Religion and politics take centre stage in pageant

Religion and politics take centre stage in pageant
Contestants of Muslimah World 2013, a pageant for Muslim women, applying make-up before the finale in Jakarta.

JAKARTA - For weeks, Indonesians have been fixated on the issue of beauty pageants.

Hardline and conservative Muslims have been campaigning to stop Indonesia from hosting Miss World 2013, even after the government relented to their demand that the Sept 28 finals be moved from the outskirts of Jakarta in Muslim-dominant Java to the Hindu island of Bali.
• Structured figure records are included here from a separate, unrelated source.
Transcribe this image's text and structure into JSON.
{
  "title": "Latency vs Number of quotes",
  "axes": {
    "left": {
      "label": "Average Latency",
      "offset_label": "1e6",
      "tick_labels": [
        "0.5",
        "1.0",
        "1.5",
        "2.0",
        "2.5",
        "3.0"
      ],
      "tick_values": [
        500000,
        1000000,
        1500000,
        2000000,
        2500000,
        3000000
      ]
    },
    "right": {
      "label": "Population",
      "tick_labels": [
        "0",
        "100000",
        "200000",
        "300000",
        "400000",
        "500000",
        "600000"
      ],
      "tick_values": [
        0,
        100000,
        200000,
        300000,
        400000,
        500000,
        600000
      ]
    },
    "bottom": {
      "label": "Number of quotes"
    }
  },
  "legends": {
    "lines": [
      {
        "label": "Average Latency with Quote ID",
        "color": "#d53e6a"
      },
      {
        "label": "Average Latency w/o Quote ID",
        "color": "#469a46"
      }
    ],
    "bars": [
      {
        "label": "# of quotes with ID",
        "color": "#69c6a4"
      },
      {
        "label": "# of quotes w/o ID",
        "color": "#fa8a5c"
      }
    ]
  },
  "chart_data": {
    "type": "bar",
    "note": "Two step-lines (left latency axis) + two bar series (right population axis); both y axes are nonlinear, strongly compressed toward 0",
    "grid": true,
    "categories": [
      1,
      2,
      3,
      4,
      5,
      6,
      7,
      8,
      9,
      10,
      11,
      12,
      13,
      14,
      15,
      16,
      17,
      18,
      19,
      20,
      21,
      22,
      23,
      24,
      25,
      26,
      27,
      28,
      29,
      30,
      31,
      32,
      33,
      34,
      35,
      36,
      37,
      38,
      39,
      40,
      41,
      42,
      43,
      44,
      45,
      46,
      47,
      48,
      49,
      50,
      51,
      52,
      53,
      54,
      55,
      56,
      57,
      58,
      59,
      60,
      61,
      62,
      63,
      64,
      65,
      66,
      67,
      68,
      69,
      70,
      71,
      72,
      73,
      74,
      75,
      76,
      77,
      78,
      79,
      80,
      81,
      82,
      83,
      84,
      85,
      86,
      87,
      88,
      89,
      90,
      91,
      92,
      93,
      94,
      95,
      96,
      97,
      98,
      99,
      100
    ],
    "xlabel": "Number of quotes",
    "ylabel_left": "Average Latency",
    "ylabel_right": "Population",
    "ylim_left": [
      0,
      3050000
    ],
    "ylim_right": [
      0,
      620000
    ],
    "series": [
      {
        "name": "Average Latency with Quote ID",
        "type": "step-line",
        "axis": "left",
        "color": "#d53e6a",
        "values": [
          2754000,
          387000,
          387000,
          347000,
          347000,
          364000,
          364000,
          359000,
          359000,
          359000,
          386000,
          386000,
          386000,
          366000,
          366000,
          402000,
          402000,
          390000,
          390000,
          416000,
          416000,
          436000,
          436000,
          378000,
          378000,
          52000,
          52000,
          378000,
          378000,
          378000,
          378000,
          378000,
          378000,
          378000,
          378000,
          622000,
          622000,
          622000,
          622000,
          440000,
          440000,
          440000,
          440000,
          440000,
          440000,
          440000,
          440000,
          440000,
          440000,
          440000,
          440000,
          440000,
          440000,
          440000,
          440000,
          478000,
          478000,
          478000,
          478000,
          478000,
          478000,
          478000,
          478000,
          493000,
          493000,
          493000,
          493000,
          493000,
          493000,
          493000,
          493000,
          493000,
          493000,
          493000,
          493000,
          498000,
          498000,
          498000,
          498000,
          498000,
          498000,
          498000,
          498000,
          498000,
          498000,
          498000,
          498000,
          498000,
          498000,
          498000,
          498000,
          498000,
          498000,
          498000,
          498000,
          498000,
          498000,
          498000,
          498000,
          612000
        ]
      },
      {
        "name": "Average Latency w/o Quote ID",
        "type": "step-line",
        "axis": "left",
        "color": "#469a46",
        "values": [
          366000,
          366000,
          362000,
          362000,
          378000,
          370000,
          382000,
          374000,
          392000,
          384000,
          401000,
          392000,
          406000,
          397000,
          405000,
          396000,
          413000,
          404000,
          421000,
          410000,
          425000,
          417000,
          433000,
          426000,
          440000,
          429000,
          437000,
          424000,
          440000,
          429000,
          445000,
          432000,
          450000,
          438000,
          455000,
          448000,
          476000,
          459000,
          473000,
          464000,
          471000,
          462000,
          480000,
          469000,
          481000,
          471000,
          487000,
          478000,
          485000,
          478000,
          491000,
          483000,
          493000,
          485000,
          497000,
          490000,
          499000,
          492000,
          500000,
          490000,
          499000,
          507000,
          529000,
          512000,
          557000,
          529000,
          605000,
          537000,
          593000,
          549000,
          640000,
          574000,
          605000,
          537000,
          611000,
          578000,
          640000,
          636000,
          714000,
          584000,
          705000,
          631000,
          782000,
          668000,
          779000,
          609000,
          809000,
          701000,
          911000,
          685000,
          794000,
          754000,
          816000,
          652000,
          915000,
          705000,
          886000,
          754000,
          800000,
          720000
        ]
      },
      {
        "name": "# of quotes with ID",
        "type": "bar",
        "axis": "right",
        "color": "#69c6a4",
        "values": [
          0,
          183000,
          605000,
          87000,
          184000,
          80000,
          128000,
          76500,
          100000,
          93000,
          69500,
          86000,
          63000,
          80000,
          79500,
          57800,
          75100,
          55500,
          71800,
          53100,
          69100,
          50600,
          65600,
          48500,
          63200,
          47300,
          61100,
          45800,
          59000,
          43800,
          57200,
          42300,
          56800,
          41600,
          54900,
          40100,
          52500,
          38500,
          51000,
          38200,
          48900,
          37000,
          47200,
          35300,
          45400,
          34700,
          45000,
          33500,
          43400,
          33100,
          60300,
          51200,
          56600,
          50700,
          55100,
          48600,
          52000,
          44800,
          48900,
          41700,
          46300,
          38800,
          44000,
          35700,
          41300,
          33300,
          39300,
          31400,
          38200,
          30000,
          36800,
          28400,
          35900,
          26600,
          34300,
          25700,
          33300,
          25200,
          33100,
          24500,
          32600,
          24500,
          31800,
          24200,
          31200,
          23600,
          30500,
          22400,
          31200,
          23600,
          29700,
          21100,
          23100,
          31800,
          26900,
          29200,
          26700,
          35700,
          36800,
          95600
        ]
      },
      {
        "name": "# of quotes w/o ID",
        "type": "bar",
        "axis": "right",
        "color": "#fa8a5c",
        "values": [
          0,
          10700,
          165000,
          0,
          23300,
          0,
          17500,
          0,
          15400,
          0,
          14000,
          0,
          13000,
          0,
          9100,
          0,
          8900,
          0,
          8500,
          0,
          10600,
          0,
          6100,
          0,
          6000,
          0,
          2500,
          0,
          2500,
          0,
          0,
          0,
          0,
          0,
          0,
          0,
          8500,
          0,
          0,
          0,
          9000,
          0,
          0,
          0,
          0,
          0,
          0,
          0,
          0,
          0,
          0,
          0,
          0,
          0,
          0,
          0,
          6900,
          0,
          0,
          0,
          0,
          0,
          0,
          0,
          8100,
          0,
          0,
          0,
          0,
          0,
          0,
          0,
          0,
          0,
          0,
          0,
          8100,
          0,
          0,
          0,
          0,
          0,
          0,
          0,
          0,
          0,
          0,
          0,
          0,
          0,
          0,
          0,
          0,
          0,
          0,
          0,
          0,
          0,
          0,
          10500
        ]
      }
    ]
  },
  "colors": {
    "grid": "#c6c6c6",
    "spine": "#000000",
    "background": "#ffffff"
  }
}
Islamic conservatives have tried to cast the debate as one about morality. But it could just as easily be seen as having to do with politics, and in particular manoeuvring ahead of the presidential election next year.

Tellingly, both the government and Islamic conservatives have done little about Miss World's rival, World Muslimah. Organised by a local Muslim group, the latter event held its final round on Wednesday in the capital.

Is there a double standard at work here?

Opponents of the Miss World contest have linked up with the Indonesian Ulama Council (MUI), the nation's highest authority on Islam, in their campaign against the pageant.

Their objection to the contest has been driven by two reasons.

First, Islam frowns upon the beauty contest because it involves violating women's modesty by having the contestants expose too much of themselves when they wear bikinis. An Islamic edict forbids women from exposing their "aurat", parts of the body that must be covered except to their husbands or relatives.